Leetcode 91. Decode Ways

91. Decode Ways

A message containing letters from 

A-Z

 is
being encoded to numbers using the following mapping:

'A' -> 1
'B' -> 2
...
'Z' -> 26

Given an encoded message containing digits, determine the total number of ways to decode it.
For example,

Given encoded message 

"12"

, it could be decoded as 

"AB"

 (1
2) or 

"L"

 (12).
The number of ways decoding 

"12"

 is 2.

/*
题意：字母表A-Z对应数字1-26，给定字符串S，问有多少种解码方式
思路：设状态dp[i]表示字符串前i个字符能表示的解码个数。
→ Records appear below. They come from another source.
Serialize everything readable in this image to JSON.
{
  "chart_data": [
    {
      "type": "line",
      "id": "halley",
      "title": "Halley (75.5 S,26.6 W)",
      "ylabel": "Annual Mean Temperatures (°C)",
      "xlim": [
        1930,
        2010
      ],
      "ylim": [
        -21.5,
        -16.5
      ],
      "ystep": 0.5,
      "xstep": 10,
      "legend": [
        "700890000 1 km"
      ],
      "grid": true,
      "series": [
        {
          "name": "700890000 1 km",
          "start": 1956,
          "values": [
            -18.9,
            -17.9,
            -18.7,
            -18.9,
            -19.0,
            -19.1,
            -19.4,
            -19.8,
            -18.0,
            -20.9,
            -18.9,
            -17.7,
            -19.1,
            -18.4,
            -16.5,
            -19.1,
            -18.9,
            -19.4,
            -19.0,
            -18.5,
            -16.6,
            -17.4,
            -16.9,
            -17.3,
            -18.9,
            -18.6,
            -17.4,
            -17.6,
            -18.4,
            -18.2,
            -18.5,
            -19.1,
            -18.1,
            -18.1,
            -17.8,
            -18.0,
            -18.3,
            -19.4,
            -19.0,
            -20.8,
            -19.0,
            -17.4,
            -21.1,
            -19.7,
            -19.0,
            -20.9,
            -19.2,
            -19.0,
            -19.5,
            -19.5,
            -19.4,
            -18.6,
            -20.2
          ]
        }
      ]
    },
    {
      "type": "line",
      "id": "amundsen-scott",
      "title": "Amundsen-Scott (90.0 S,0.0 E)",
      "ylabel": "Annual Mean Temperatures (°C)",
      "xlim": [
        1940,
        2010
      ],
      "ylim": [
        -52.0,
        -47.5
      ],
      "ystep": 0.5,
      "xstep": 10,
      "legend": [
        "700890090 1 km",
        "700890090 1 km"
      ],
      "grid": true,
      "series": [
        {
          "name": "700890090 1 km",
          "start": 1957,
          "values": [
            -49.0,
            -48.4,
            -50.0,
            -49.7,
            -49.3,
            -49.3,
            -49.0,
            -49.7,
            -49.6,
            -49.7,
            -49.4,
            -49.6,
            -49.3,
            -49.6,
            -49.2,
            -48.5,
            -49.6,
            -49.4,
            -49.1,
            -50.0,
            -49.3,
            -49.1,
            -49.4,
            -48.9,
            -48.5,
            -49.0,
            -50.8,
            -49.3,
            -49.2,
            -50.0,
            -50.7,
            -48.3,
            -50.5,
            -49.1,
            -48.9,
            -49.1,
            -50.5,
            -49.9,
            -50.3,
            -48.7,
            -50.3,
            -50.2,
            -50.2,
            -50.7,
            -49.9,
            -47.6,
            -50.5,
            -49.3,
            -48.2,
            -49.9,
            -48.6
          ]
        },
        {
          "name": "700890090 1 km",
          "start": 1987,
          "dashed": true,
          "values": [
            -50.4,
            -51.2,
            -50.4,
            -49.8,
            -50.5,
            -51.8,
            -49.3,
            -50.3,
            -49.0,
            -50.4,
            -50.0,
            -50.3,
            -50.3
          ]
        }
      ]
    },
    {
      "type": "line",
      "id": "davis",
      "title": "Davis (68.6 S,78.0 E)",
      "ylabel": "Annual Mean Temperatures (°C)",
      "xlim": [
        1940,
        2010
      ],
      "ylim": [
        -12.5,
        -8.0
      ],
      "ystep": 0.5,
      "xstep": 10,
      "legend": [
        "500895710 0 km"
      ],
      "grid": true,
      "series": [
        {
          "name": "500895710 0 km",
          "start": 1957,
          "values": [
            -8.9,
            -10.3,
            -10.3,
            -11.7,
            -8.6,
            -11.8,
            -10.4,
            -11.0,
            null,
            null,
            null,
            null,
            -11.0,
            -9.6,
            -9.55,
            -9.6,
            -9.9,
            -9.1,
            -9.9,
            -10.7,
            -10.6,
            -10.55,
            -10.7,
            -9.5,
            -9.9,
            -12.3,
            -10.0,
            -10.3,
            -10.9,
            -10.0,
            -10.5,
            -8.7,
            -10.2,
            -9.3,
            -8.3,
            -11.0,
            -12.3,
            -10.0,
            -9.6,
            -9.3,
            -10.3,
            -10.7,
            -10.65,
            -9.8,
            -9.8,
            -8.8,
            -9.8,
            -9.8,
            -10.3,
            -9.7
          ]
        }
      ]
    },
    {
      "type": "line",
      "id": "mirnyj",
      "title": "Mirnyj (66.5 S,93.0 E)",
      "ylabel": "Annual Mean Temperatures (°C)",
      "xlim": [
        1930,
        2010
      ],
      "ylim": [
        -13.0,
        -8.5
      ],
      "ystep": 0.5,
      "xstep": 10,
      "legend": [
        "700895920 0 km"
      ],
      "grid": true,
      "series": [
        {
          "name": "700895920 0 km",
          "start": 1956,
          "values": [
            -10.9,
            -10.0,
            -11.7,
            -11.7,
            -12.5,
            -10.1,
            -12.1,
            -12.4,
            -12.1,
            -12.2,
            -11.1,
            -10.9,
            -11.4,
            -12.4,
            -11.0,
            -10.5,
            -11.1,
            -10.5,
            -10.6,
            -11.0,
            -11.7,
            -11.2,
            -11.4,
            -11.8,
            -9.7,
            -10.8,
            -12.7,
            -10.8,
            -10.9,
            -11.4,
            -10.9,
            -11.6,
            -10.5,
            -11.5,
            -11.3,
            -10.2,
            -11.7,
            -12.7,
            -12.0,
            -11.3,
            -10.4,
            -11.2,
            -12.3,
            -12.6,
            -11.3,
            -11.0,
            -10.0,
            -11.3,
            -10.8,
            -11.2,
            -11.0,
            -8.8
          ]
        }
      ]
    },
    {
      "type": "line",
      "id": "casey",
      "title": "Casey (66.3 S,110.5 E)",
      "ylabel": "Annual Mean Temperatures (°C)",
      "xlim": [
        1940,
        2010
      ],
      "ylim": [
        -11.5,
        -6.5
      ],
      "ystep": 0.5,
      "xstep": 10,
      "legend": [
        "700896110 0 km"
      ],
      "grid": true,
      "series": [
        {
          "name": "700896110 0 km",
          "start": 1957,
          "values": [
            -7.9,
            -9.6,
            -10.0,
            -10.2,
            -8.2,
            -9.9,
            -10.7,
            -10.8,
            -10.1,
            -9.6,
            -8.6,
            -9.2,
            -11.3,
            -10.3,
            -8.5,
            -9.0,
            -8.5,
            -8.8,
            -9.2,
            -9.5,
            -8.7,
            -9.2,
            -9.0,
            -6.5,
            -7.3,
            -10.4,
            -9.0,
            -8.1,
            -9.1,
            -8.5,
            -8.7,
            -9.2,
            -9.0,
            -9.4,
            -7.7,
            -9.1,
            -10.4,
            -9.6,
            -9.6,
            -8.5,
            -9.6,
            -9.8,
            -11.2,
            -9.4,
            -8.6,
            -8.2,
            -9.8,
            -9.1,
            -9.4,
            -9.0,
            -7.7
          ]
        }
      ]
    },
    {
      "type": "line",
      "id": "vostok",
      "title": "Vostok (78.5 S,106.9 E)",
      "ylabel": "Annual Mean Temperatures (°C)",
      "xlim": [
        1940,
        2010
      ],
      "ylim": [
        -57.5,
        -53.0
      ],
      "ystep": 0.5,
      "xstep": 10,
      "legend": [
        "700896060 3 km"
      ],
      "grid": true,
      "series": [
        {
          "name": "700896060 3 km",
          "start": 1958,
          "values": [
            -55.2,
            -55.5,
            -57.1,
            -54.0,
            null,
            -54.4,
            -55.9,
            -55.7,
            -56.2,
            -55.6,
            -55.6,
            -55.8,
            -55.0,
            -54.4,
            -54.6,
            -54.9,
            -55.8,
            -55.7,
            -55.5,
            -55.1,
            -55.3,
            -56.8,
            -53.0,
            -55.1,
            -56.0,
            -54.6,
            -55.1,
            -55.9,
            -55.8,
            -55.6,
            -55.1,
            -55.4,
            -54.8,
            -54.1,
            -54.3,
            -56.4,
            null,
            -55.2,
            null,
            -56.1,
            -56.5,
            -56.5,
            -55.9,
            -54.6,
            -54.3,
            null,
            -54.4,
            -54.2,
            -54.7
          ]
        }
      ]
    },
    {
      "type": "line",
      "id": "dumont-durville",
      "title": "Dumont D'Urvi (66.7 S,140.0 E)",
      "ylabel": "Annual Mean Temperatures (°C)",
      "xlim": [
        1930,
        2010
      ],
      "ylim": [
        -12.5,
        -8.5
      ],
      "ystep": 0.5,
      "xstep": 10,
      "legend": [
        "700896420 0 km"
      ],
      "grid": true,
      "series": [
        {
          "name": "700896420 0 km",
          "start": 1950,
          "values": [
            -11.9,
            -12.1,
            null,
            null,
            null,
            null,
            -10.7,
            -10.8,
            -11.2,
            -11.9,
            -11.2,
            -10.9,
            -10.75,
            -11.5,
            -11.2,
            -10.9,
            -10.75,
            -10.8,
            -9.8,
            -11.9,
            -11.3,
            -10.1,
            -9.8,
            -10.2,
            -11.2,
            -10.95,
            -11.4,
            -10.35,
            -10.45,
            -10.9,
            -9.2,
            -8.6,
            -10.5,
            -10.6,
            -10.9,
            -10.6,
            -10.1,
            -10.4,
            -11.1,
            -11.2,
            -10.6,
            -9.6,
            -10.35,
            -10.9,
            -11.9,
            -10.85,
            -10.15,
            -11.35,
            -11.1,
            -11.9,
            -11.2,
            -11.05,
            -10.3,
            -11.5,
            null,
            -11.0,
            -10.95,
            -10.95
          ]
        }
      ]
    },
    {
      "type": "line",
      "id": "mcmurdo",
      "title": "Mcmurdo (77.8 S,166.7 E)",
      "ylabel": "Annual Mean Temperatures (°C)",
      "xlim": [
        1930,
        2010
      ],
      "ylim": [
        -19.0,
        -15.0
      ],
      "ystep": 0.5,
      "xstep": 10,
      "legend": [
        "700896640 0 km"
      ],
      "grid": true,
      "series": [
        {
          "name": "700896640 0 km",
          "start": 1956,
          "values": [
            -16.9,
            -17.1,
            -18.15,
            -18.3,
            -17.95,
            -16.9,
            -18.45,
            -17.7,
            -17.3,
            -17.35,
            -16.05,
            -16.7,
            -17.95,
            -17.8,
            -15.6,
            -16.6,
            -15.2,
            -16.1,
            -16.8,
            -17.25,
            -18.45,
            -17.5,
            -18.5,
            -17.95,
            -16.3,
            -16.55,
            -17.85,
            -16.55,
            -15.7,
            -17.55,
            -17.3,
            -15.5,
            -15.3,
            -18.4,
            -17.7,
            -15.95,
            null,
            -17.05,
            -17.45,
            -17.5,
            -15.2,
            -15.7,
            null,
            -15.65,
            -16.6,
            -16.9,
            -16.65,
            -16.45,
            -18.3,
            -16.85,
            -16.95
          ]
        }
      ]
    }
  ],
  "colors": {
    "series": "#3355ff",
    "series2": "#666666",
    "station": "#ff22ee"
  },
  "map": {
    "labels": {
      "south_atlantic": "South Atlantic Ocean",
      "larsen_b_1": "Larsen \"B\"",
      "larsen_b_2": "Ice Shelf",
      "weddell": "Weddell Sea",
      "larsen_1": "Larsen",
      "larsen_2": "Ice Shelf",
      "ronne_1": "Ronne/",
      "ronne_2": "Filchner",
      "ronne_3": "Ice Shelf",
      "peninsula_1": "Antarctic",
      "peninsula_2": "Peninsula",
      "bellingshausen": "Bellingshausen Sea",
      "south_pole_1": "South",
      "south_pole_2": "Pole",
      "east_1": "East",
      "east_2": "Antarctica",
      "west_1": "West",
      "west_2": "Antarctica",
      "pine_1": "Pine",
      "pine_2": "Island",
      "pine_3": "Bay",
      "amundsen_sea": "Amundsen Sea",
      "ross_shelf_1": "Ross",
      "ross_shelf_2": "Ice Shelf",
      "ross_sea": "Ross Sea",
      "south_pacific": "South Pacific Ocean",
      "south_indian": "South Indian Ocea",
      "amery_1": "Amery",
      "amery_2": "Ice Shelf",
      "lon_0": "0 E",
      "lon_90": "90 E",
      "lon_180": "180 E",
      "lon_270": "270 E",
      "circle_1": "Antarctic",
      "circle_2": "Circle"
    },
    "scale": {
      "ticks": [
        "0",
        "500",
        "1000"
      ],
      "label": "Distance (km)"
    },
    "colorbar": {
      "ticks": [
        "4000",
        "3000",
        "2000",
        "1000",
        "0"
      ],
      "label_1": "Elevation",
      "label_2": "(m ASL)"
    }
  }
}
那么它依赖于dp[i-1]和dp[i-2]
具体的依赖关系如下：
（1）s[i] == '0'，如果满足s[i-1] == '1' || s[i-1] == '2' 则dp[i] = dp[i-2]，否则返回0
（2）不满足条件1，但是满足s[i-1] == '1' || (s[i-1] == '2' && s[i] <= '6')则
dp[i] = dp[i-1] + dp[i-2]
（3）不满足前两个条件，则dp[i] = dp[i-1]
*/
class Solution {
public:
int numDecodings(string s) {
int len = s.length();
if(!len) return 0;
vector<int> dp(len + 1, 0);
dp[0] = 1;
for(int i = 1; i <= len; i++){
if(s[i-1] == '0'){
if(i > 1 && (s[i-2] == '1' || s[i-2] == '2'))
dp[i] = dp[i-2];
else
return 0;
}
else if(i > 1 && (s[i-2] == '1' || (s[i-2] == '2' && s[i-1] <= '6')))
dp[i] = dp[i-1] + dp[i-2];
else
dp[i] = dp[i-1];
}
return dp[len];
}
};